Aus dem Leben eines Lohnschreibers
wird es auch diesmal wieder bei diesem verdammten grauen Anzug bleiben.
Ich hasse meinen grauen Anzug. Vor sechs, acht oder auch schon zehn Jahren, als ich einmal mit dem Schreibpensum überraschenderweise rechtzeitig fertig geworden war, wollte ich den Nachmittag vor der Fahrt zur Buchmesse nutzen, um unverbindlich nach einem neuen Kleidungsstück Ausschau zu halten. Mein Lieblingsjackett war damals dabei, den Geist aufzugeben. Im Jahr zuvor hatten die Gebrauchsspuren noch den Charme des Nachlässigen gehabt, nun ging es mit großen Schritten der Heruntergekommenheit entgegen. Ich wollte eine ähnliche Jacke haben und mußte entsetzt feststellen, daß eine nicht halb so schöne weit mehr als das Zwanzigfache dessen kostete, was ich wenige Jahre zuvor für meine über alles geliebte bezahlt hatte. Die hatte ich mir, ohne lange zu überlegen, in einem italienischen Ausverkaufsladen einpacken lassen, weil sie weich und warm und leicht zugleich war, angenehm unaufdringlich kariert und zeitlos geschnitten. Sie paßte perfekt und war nicht teurer als zwei neue CDs: Sechzigtausend Lire, also 60 Mark.

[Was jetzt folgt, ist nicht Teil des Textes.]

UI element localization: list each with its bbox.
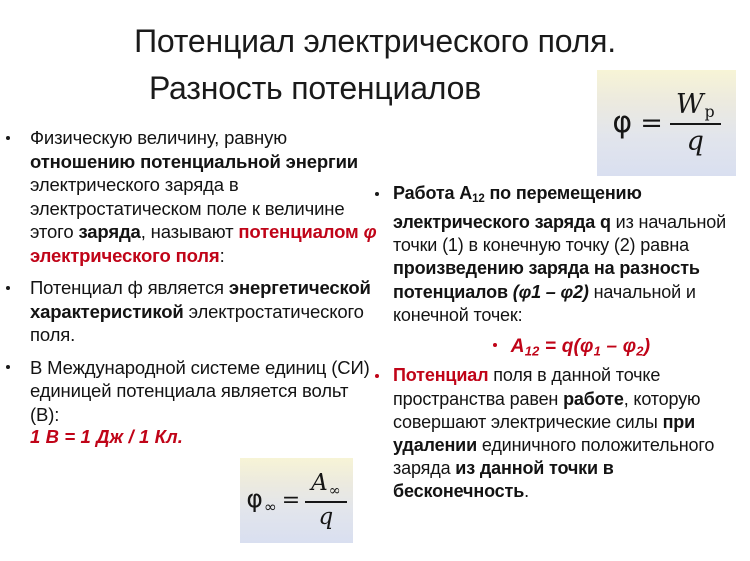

Erst später lernte ich die wahren Werte meiner Zufallserrungenschaft kennen. Auf einer Buchmesse. Ich traf einen flüchtig befreundeten Branchenmenschen, der zum Controller eines Verlagskonzerns aufgestiegen war und machte ihm ein paar ironische Komplimente zu seinem Karrieresprung. Er sah mich an und sagte: »Ihnen geht es aber auch nicht schlecht.« Mir ging es finanziell wieder einmal gar nicht gut, und ich bat ihn, seine Kapitalistenscherze zu lassen. »Wer sich so ein Jackett leisten kann, der sollte nicht klagen«, sagte er, »darf ich?« Er griff an meinen Ärmel, prüfte den Stoff kurz zwischen Daumen und Zeigefinger und pfiff leise: »Allerfeinstes Kaschmir, wie ich schon vermutete, dafür haben Sie mehr als 2000 bezahlt.«
Jackettmäßig waren die Kaschmirjahre die glücklichsten meines Lebens. Das wunderbare Stück beschützte mich, wann immer ich das Haus verließ. Als die Winter noch eisig waren, fror ich nicht, in tropisch heißen Theaterräumen oder halogenlichterhitzten Messehallen schwitzte ich nicht. Auf der Messe wird man als Autor gelegentlich interviewt. Leider nur selten zu seinem eigenen neuen Buch, weil der Reporter ja da einen Blick hätte hinein werfen müssen. Also wird gefragt, welches andere Buch man empfehlen könnte. Das ist einfacher. Einen Menschen in dieser Lage nach den Hervorbringungen seiner nichtswürdigen, in grauen Anzügen geschäftig herumwuselnden Autorenkollegen zu fragen ist schon nicht mehr taktlos, sondern Folter. Dennoch: ich schoß keinen Interviewer über den Haufen, ich schlug keinem sein Mikrophon auf den Kopf, sondern gab freundlich die gewünschten kollegialen Auskünfte. Meine dezente, geduldige, widerstandfähige, schmeichelnde Gentlemanjacke war es, die mich sanft bleiben und die Form wahren ließ.
Weil Bilder beliebter und auch leichter zu machen sind als Texte, wird man als Autor auf der Buchmesse mehr fotografiert als befragt. Auf sämtlichen Fotos meiner karierten Kaschmirjacke kann ich mich mit der dargestellten Person identifizieren. Ein Mensch blickt mich an, der mit seiner Jacke im Einklang ist, der voll hinter der Mischung aus billig und edel steht.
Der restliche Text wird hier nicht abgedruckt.